Two days later he emerged.
The blast from the weapon followed him like an unshakeable omen.
*
Chapter Thirteen
Torpa – sect. 34. cartid space. Enlightened. Orbit
Orpal sailed across the surface of space until he finally slowed to what could be called a trot.
Their arrival at the Enlightened’s homeworld of Torpa was a sombre affair. Their mood lightened not at all as the planet came into view.
Most tourists and visitors to Torpa felt the glow of the planet and its moon deep in their bones, washing away fatigue and boredom from the long journeys and closed spaces where there was little room to move. The planet welcomed all – those in the cheap seats, too. The sight was usually enough to breathe new life into all but the weariest of travellers. Orpal, Kyle and Archeon were wearier than most.

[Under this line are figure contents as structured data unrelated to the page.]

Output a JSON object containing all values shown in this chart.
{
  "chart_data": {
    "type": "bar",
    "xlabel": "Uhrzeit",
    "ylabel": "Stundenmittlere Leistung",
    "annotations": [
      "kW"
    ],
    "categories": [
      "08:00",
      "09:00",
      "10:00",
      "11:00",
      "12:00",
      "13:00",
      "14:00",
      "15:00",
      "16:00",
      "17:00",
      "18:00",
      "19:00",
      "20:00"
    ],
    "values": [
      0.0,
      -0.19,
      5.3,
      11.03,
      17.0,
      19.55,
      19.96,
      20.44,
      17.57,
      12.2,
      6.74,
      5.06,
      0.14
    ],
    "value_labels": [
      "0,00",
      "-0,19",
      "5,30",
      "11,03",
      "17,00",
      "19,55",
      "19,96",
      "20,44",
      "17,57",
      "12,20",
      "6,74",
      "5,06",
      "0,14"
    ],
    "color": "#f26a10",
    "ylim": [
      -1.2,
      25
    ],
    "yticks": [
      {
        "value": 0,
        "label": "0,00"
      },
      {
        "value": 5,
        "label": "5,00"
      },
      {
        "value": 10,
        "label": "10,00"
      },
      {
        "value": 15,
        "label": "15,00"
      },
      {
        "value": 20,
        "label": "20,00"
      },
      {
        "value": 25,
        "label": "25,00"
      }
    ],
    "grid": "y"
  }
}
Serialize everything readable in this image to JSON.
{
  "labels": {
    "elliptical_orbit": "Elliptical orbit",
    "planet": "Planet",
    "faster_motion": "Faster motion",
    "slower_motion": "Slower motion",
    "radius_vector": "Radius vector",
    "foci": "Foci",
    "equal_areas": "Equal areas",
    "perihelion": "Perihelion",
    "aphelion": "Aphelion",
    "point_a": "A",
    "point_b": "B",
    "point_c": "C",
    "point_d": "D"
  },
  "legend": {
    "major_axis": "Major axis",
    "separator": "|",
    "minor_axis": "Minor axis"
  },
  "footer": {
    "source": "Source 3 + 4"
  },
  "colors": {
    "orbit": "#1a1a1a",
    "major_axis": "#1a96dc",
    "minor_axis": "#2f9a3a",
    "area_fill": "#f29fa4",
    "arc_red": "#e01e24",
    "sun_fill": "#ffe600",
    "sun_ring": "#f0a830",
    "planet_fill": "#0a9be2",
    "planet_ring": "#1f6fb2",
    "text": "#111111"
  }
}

Each available surface upon the planet, wherever the sun’s rays alighted, was covered with solar panels. The reflective surfaces were so prevalent that the planet looked like one gigantic glitterball. Even the huge structures beneath the sea – every available space was utilised – reflected the sun’s glory back to the heavens. The planet elicited excited gasps from most travellers, but today Kyle was the only one to react at all.
“Nnn,” he said.
His gun, having had its sentibitor removed spoke for him with the gnarly language of weapons everywhere.
“It’s not much to look at, is it?” it said.
The planet was comparatively small, but weighed more than it had at birth. Most planets begin to weigh less, through bastardisation of its core for the first of their vast interstellar ships, the changing of its precious fossil fuels into gases and inevitable radiation leak. Torpa was a rarity. It had been a small baby but it weighed heavy in its middle ages.
Um’lael Sabreme once theorised long before his untimely death that knowledgable races searched for heavier elements, those which were only available in older solar systems. Younger solar systems haven’t had the chance to create heavier atoms. This meant that the solar system matured together with its sentient races.